La Chine a une influence de plus en plus importante dans les petits pays du Pacifique, vis son Initiative La Ceinture et la Route, et les nombreux accords bilatéraux signés ces dernières années. Craignant que la Chine n’en profite pour installer des bases militaires permanentes dans la région, les États-Unis et l’Australie ont contre-attaqué en mettant en place l’AUKUS, en distribuant de l’aide, en signant des accords bilatéraux et en rouvrant des ambassades désaffectées depuis longtemps.

« Polycrise » néfaste pour les territoires du Pacifique

Ces tensions géopolitiques et menaces climatiques ont été qualifié de « polycrise » par le Premier ministre des Fiji, Sitiveni Rabuka.

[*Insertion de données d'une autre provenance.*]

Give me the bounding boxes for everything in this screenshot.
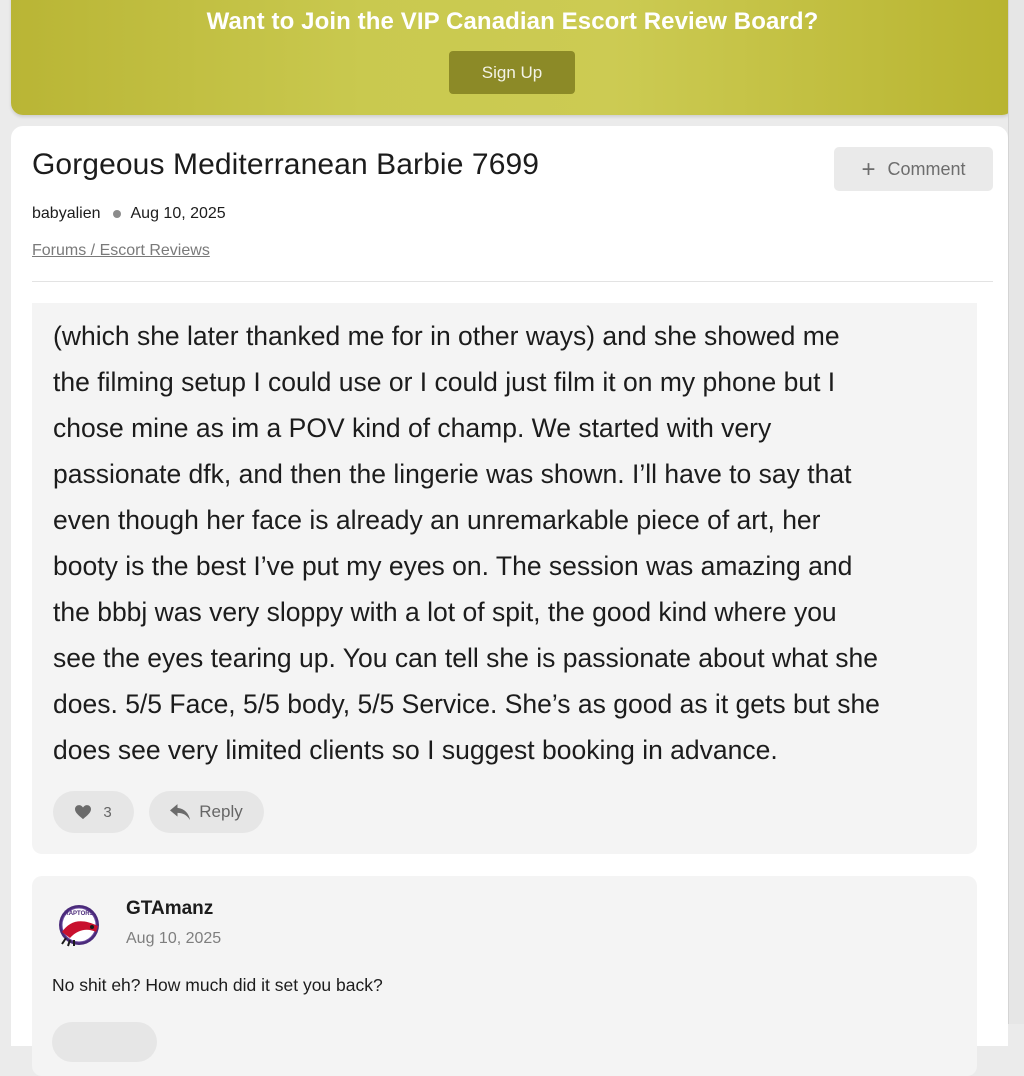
thread-meta: babyalien Aug 10, 2025 bbox=[32, 205, 226, 223]
author-name[interactable]: babyalien bbox=[32, 205, 101, 223]
header-divider bbox=[32, 281, 993, 282]
sign-up-button[interactable]: Sign Up bbox=[449, 51, 575, 94]
reply-card: RAPTORS GTAmanz Aug 10, 2025 No shit eh?… bbox=[32, 876, 977, 1076]
like-button[interactable]: 3 bbox=[53, 791, 134, 833]
plus-icon: + bbox=[861, 156, 876, 183]
thread-card: Gorgeous Mediterranean Barbie 7699 + Comm… bbox=[11, 126, 1008, 1076]
post-text-line: chose mine as im a POV kind of champ. We… bbox=[53, 413, 772, 443]
post-date: Aug 10, 2025 bbox=[130, 205, 226, 222]
post-text-line: the bbbj was very sloppy with a lot of s… bbox=[53, 597, 837, 627]
post-text: (which she later thanked me for in other… bbox=[53, 313, 968, 773]
post-text-line: (which she later thanked me for in other… bbox=[53, 321, 840, 351]
breadcrumb[interactable]: Forums / Escort Reviews bbox=[32, 242, 210, 260]
separator-dot-icon bbox=[112, 210, 121, 218]
reply-date: Aug 10, 2025 bbox=[126, 930, 222, 947]
comment-button[interactable]: + Comment bbox=[834, 147, 993, 191]
reply-text: No shit eh? How much did it set you back… bbox=[52, 975, 383, 995]
thread-title: Gorgeous Mediterranean Barbie 7699 bbox=[32, 148, 540, 181]
reply-arrow-icon bbox=[170, 803, 191, 820]
post-text-line: even though her face is already an unrem… bbox=[53, 505, 821, 535]
heart-icon bbox=[75, 804, 92, 819]
scrollbar[interactable] bbox=[1008, 0, 1024, 1024]
raptors-logo-avatar[interactable]: RAPTORS bbox=[52, 898, 106, 952]
like-count: 3 bbox=[103, 803, 112, 821]
avatar-text: RAPTORS bbox=[64, 911, 93, 917]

D’autant plus qu’à ces problèmes s’ajoutent cette année les mouvements de révolte en Nouvelle-Calédonie, membre à part entière du FIP.

Le Forum a envoyé en Nouvelle-Calédonie une « mission d’enquête de haut niveau » pour aider à résoudre la crise, dont le détonateur a été un projet de réforme du corps électoral dans l’archipel. Mais cette mission a été reportée au dernier moment en raison d’un différend entre les autorités calédoniennes et Paris concernant son programme.

« L’État français a décidé de contrôler seul le sujet et l’objet de la mission ainsi que ses futures conclusions », a déclaré Roch Wamytan, président du Congrès de Nouvelle-Calédonie, auprès de RNZ.

L’État français avait de son côté rappelé ses prérogatives en matière de diplomatie et pointé, d’après Les Nouvelles calédoniennes, un manque de coopération du gouvernement local.

Les violences en Nouvelle-Calédonie, qui ont fait onze morts, ont éclaté le 13 mai pendant l’examen au Parlement français du projet de réforme électorale accusé de marginaliser la population autochtone kanak. Cette réforme a été depuis suspendue mais les indépendantistes, en demandent l’abandon pur et simple, restent mobilisés.

La cause kanak trouve un large écho dans le Pacifique, qui regorge d’anciennes colonies aujourd’hui fières de leur indépendance. Baron Waqa a d’ailleurs vivement critiqué le transfèrement en France métropolitaine de détenus indépendantistes arrêtés pendant les émeutes.

« La façon dont la France se comporte en Nouvelle-Calédonie suscite beaucoup d’inquiétude », a affirmé Tess Newton Cain, de l’Institut Griffith pour l’Asie, selon qui « la rhétorique française préoccupe vraiment les dirigeants du forum ».